Akbank Kurumsal İletişim Bölüm Başkanı Murat Göllü, Akbank’ın 2 yıldır bankacılığı yeniden hayal edip geleceğin bankasını kurma yolundaki projesini anlattı.

Bu yıl yetmişinci yaşını kutlayan Akbank için “ilklerin bankası” tanımını kullanmak yanlış olmaz. Sadece mobil şube kapsamında hayata geçirdiği teknolojilerle değil, sosyal sorumluluk çalışmaları ve yenilikçi bakış açısıyla da çok özel bir yere sahip olan bu bankayı ziyaret ettik, Kurumsal İletişim Bölüm Başkanı Murat Göllü’den Akbank’ın dönüşüm sürecini dinledik.

İnci Vardar Bu yıl Akbank’ın 70. yılı kutlanıyor. Bu kapsamda gerçekleştirdiğiniz iletişim çalışmalarından bahseder misiniz?

Murat Göllü Aslında iletişim çalışmalarının neredeyse sonuna geldik, yıl bitiyor. 1948’de 12 kişiyle kurulmuş Akbank’ın bugün 14.000 çalışanı ve milyonlarca müşterisi var. Bir taraftan Harvard’da bir başarı öyküsü olarak okutuluyor. Türkiye’nin en değerli kurumlarından bir tanesi. Son 7 yıldır Türkiye’nin en değerli banka markası.

Bütün bu başarıları düşündüğümüzde yetmişinci yılımızda tüm paydaşlarımıza, çalışanlarımıza, müşterilerimize, Türkiye’ye bir saygı duruşunda bulunalım istedik. “Biz 70’iz” bunun sonucunda ortaya çıktı.

Daha çok insan manzaralarını göstermeye çalıştık. Verdiğimiz krediler değil aslında o krediler sayesinde kurulan fabrikalarda çalışan işçiler gözünden bakmaya çalıştık. Destek olduğumuz rüzgar enerjisi santrallerinin üstüne çıkıp oradaki çalışanların duygularına ulaşmaya çalıştık. Diğer taraftan sosyal sorumluluk kampanyalarımıza baktık, Akbank’ın özellikle kültür sanat alanında çok fazla kampanyası var. Orada sanatseverlerin gözünden bakmaya çalıştık ve muazzam bir film çıktı. 30 Ocak’ta yayına girdik. İzlenme, beğenilme, Akbank’la eşleşme gibi tüm değerlerle ilgili yaptığımız araştırmalarda reklamın etkisi çok iyi oldu.
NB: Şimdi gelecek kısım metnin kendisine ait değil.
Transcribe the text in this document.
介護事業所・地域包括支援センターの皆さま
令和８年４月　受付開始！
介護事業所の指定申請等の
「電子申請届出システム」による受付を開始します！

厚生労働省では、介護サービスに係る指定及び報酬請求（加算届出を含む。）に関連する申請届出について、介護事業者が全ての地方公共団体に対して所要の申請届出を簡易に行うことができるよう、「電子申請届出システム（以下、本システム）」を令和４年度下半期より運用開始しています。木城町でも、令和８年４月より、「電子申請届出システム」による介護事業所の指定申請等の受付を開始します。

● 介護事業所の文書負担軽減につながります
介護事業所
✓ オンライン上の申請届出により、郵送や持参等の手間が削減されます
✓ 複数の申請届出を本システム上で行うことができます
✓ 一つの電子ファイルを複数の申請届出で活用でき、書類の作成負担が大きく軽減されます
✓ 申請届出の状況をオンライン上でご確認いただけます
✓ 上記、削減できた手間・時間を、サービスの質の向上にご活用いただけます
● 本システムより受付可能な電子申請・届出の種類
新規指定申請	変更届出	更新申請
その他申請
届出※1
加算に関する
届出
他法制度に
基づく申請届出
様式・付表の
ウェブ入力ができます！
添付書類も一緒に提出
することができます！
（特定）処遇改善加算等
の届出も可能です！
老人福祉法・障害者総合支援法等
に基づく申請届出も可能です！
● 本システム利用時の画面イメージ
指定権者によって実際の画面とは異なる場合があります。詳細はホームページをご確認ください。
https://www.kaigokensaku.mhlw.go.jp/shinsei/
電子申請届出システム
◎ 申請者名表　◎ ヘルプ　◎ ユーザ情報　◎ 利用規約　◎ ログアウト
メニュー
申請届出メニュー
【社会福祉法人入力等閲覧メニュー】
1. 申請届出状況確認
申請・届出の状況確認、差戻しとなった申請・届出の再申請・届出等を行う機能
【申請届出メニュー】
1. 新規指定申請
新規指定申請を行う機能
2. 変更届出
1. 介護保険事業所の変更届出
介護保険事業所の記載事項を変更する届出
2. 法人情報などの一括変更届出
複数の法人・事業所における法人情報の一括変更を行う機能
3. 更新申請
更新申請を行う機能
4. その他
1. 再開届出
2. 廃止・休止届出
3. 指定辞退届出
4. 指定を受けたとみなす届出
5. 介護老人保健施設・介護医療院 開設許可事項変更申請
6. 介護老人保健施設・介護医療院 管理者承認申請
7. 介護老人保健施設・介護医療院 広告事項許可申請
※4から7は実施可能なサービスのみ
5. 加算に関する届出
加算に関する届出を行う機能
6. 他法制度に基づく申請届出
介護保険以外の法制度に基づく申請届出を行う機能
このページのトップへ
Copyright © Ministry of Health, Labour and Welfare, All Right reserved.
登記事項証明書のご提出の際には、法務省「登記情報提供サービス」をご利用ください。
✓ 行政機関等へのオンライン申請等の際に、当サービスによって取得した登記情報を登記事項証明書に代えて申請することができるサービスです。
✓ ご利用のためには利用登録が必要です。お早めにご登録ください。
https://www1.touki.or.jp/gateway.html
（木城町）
Akbank’ta kurumsal sosyal sorumluluk çalışmaları da çok aktif ve aslında uzun soluklu çalışmalar. 46 senedir çocuk tiyatromuz var, caz festivalimizin bu sene 28. yılı, Akbank Sanat’ın 25. yılı. Contemporary İstanbul’un ana sponsoruyuz, bu sene 13. yılı. Bir taraftan girişimcilikle ve eğitimle ilgili yaptığımız çalışmalar da var. Bunlar hep yıllardır devam ettirdiğimiz çalışmalar. Bunların ötesinde, 70. yıla özel bir çalışma yapabilir miyiz diye düşündük. Orada da aklımıza güzel bir fikir geldi: Bir gülüşün 70. İstedik ki insanlar bir gülümsemelerini göndersinler, her bir gülümseme için biz de kumbaraya 70 kuruş atalım, orada biriken parayla 30 Ocak 2018’de İhtiyaç Haritası’nda açık olan ihtiyaçları karşılayalım. Bu kampanyamızı da devam ettiriyoruz. Burada toplanan paralarla şimdi Türkiye’nin dört bir yanındaki okullara eğitim malzemeleri gönderiyoruz.

İnci Vardar 70. yıl iletişimlerinde insana dokunan kampanyalar yaptınız, hemen ardından da “Hayatın Kalbinde” konseptiniz devreye girdi, yeni ürünlerinizi tanıttınız. Bunlardan da biraz bahseder misiniz?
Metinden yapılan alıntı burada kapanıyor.